The Union Power Station, which entered commercial service in 2003, consists of four combined-cycle gas-fired generating units, or CCGTs, each rated at 495 MW. Under the Asset Purchase Agreement, Entergy Arkansas and Entergy Texas have each agreed to acquire one unit and Entergy Gulf States Louisiana has agreed to acquire two units. Entergy New Orleans will receive 20 percent of the output from the Entergy Gulf States Louisiana units via an at-cost purchase power agreement, subject to City Council of New Orleans approval.
The plant purchase price is $948.0 million ($479/kW), or $237.0 million per unit, subject to adjustments. The purchase price is approximately half the cost to build a comparable new CCGT facility.
The purchase is contingent upon, among other things, obtaining necessary approvals, including acceptable cost recovery, from the various federal and state regulatory authorities and the expiration of the waiting period under the Hart-Scott-Rodino antitrust law. The targeted closing date is late 2015.
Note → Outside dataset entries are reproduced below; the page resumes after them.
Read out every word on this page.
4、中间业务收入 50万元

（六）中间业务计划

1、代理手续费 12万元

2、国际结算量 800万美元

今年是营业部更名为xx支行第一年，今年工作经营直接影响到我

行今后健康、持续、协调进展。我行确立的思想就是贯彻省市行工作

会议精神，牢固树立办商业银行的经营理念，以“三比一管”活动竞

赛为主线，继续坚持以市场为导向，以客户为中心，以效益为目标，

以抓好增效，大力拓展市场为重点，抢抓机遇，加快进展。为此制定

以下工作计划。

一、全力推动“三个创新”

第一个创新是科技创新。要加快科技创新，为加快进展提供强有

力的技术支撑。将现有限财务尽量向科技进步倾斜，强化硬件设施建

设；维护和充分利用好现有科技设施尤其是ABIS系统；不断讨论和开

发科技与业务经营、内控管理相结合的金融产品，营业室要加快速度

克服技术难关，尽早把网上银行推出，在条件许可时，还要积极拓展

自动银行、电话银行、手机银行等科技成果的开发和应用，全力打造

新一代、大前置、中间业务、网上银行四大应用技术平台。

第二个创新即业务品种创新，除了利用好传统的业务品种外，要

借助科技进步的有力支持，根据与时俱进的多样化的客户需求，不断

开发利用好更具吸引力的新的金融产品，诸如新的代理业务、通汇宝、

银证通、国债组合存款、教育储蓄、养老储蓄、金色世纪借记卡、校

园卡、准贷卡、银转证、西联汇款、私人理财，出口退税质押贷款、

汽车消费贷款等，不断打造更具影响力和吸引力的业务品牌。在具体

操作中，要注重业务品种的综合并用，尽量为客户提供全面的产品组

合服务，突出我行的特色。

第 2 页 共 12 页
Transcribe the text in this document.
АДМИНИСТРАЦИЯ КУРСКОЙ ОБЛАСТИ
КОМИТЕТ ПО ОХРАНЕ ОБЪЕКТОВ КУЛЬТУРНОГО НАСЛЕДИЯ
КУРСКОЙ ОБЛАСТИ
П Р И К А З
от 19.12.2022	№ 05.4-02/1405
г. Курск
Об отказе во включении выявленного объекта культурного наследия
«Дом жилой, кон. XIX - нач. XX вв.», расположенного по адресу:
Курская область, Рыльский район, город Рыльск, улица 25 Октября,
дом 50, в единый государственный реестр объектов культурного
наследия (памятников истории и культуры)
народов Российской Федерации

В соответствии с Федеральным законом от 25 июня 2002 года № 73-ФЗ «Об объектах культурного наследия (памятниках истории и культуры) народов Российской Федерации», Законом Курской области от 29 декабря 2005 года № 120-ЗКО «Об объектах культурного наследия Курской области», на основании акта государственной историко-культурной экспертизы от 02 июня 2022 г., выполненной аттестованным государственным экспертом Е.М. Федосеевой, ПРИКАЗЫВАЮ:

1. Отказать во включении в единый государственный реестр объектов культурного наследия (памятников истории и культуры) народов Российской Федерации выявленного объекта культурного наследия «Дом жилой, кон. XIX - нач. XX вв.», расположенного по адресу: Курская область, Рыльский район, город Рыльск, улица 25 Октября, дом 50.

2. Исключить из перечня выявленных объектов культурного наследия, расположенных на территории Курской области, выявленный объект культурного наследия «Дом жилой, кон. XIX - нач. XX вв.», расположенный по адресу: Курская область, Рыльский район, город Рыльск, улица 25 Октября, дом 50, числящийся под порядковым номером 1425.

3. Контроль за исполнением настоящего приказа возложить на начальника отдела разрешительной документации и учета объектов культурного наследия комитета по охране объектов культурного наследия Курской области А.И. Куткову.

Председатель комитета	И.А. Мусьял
The total investment associated with this proposed plant acquisition, including the amounts associated with the purchase price, transaction costs, contingency and future investment in the plant and transmission upgrades, was generically included in the previously disclosed preliminary 2015 through 2017 capital plan for Entergy and the affected subsidiaries. In addition, the estimated earnings implications were reflected in the financial outlook of approximately 5 to 7 percent compound annual average net income growth through 2017 (off 2013 base year) for the Utility business.
Entergy Corporation is an integrated energy company engaged primarily in electric power production and retail distribution operations. Entergy owns and operates power plants with approximately 30,000 megawatts of electric generating capacity, including more than 10,000 megawatts of nuclear power, making it one of the nation’s leading nuclear generators. Entergy delivers electricity to 2.8 million utility customers in Arkansas, Louisiana, Mississippi and Texas. Entergy has annual revenues of more than $11 billion and approximately 14,000 employees.
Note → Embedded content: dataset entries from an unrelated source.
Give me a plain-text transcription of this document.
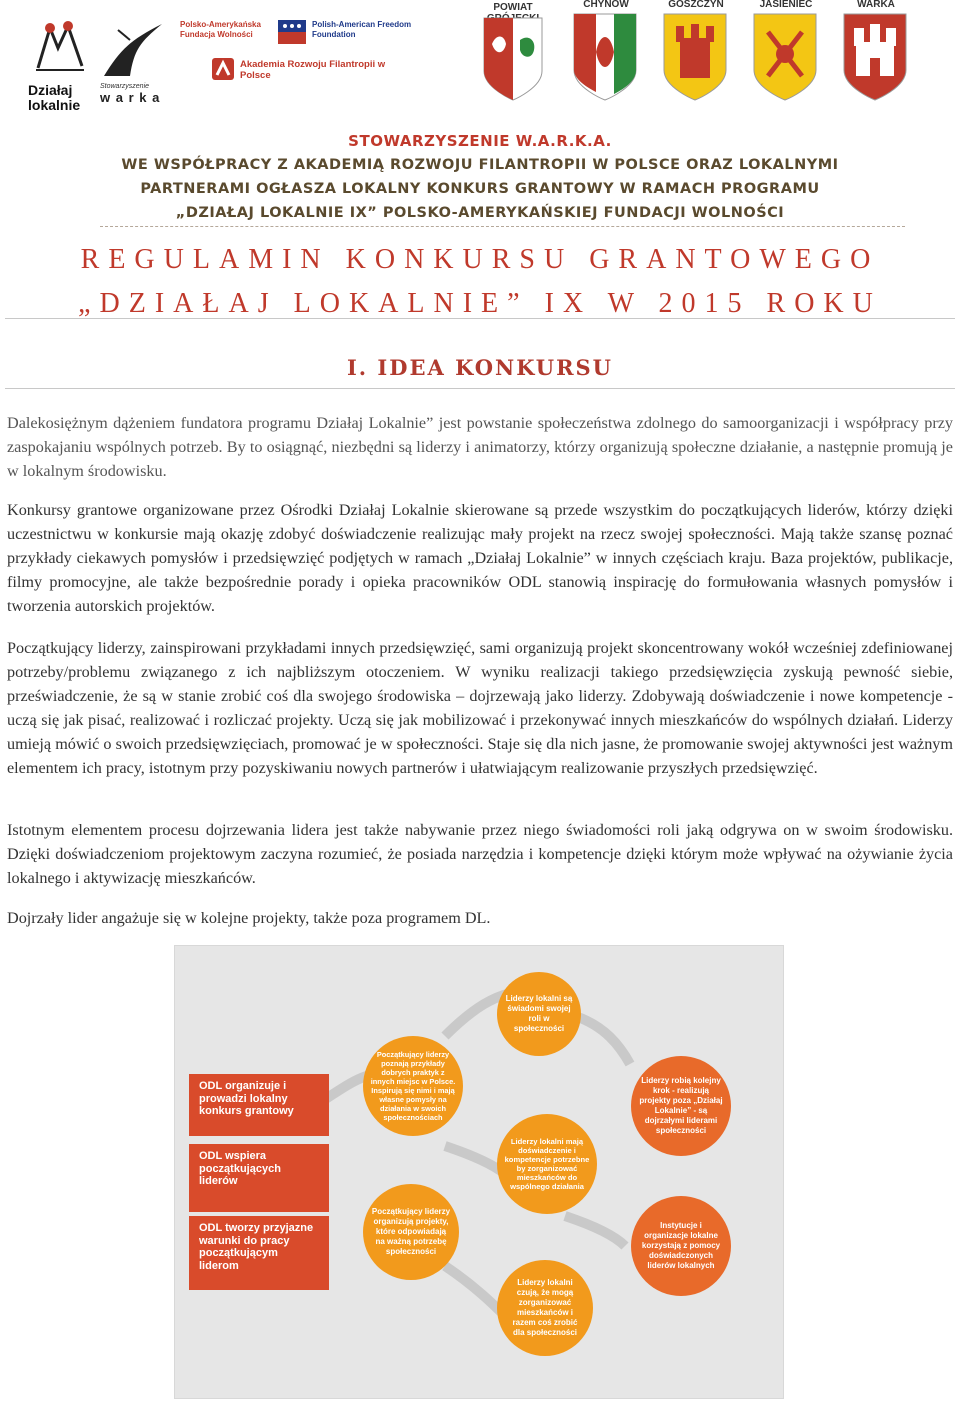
Działaj lokalnie
Stowarzyszenie
w a r k a
Polsko-Amerykańska Fundacja Wolności
Polish-American Freedom Foundation
Akademia Rozwoju Filantropii w Polsce
POWIAT	CHYNÓW	GOSZCZYN	JASIENIEC	WARKA
STOWARZYSZENIE W.A.R.K.A.
WE WSPÓŁPRACY Z AKADEMIĄ ROZWOJU FILANTROPII W POLSCE ORAZ LOKALNYMI
PARTNERAMI OGŁASZA LOKALNY KONKURS GRANTOWY W RAMACH PROGRAMU
„DZIAŁAJ LOKALNIE IX” POLSKO-AMERYKAŃSKIEJ FUNDACJI WOLNOŚCI
REGULAMIN KONKURSU GRANTOWEGO
„DZIAŁAJ LOKALNIE” IX W 2015 ROKU
I. IDEA KONKURSU
Dalekosiężnym dążeniem fundatora programu Działaj Lokalnie” jest powstanie społeczeństwa zdolnego do samoorganizacji i współpracy przy zaspokajaniu wspólnych potrzeb. By to osiągnąć, niezbędni są liderzy i animatorzy, którzy organizują społeczne działanie, a następnie promują je w lokalnym środowisku.
Konkursy grantowe organizowane przez Ośrodki Działaj Lokalnie skierowane są przede wszystkim do początkujących liderów, którzy dzięki uczestnictwu w konkursie mają okazję zdobyć doświadczenie realizując mały projekt na rzecz swojej społeczności. Mają także szansę poznać przykłady ciekawych pomysłów i przedsięwzięć podjętych w ramach „Działaj Lokalnie” w innych częściach kraju. Baza projektów, publikacje, filmy promocyjne, ale także bezpośrednie porady i opieka pracowników ODL stanowią inspirację do formułowania własnych pomysłów i tworzenia autorskich projektów.
Początkujący liderzy, zainspirowani przykładami innych przedsięwzięć, sami organizują projekt skoncentrowany wokół wcześniej zdefiniowanej potrzeby/problemu związanego z ich najbliższym otoczeniem. W wyniku realizacji takiego przedsięwzięcia zyskują pewność siebie, przeświadczenie, że są w stanie zrobić coś dla swojego środowiska – dojrzewają jako liderzy. Zdobywają doświadczenie i nowe kompetencje - uczą się jak pisać, realizować i rozliczać projekty. Uczą się jak mobilizować i przekonywać innych mieszkańców do wspólnych działań. Liderzy umieją mówić o swoich przedsięwzięciach, promować je w społeczności. Staje się dla nich jasne, że promowanie swojej aktywności jest ważnym elementem ich pracy, istotnym przy pozyskiwaniu nowych partnerów i ułatwiającym realizowanie przyszłych przedsięwzięć.
Istotnym elementem procesu dojrzewania lidera jest także nabywanie przez niego świadomości roli jaką odgrywa on w swoim środowisku. Dzięki doświadczeniom projektowym zaczyna rozumieć, że posiada narzędzia i kompetencje dzięki którym może wpływać na ożywianie życia lokalnego i aktywizację mieszkańców.
Dojrzały lider angażuje się w kolejne projekty, także poza programem DL.
ODL organizuje i prowadzi lokalny konkurs grantowy
ODL wspiera początkujących liderów
ODL tworzy przyjazne warunki do pracy początkującym liderom
Liderzy lokalni są świadomi swojej roli w społeczności
Początkujący liderzy poznają przykłady dobrych praktyk z innych miejsc w Polsce. Inspirują się nimi i mają własne pomysły na działania w swoich społecznościach
Liderzy robią kolejny krok - realizują projekty poza „Działaj Lokalnie” - są dojrzałymi liderami społeczności
Liderzy lokalni mają doświadczenie i kompetencje potrzebne by zorganizować mieszkańców do wspólnego działania
Początkujący liderzy organizują projekty, które odpowiadają na ważną potrzebę społeczności
Instytucje i organizacje lokalne korzystają z pomocy doświadczonych liderów lokalnych
Liderzy lokalni czują, że mogą zorganizować mieszkańców i razem coś zrobić dla społeczności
Additional investor information can be accessed at www.entergy.com/investor_relations
In this news release, and from time to time, Entergy Corporation makes certain “forward-looking statements” within the meaning of the Private Securities Litigation Reform Act of 1995. Except to the extent required by the federal securities laws, Entergy undertakes no obligation to publicly update or revise any forward-looking statements, whether as a result of new information, future events or otherwise.
Forward-looking statements involve a number of risks and uncertainties. There are factors that could cause actual results to differ materially from those expressed or implied in the forward-looking statements, including (a) those factors discussed in this news release and in Entergy’s most recent Annual Report on Form 10-K, any subsequent Quarterly Reports on Form 10-Q and Entergy’s other reports and filings made under the Securities Exchange Act of 1934; (b) uncertainties associated with rate proceedings, formula rate plans and other cost recovery mechanisms; (c) uncertainties associated with efforts to remediate the effects of major storms and recover related restoration costs; (d) nuclear plant relicensing, operating and regulatory risks, including any changes resulting from the nuclear crisis in Japan following its catastrophic earthquake and tsunami; (e) changes in decommissioning trust fund values or earnings or in the timing or cost of decommissioning Vermont Yankee or any of Entergy’s other nuclear plant sites; (f) legislative and regulatory actions and risks and uncertainties associated with claims or litigation by or against Entergy and its subsidiaries; and (g) economic conditions and conditions in commodity and capital markets during the periods covered by the forward-looking statements, in addition to other factors described elsewhere in this release and subsequent securities filings.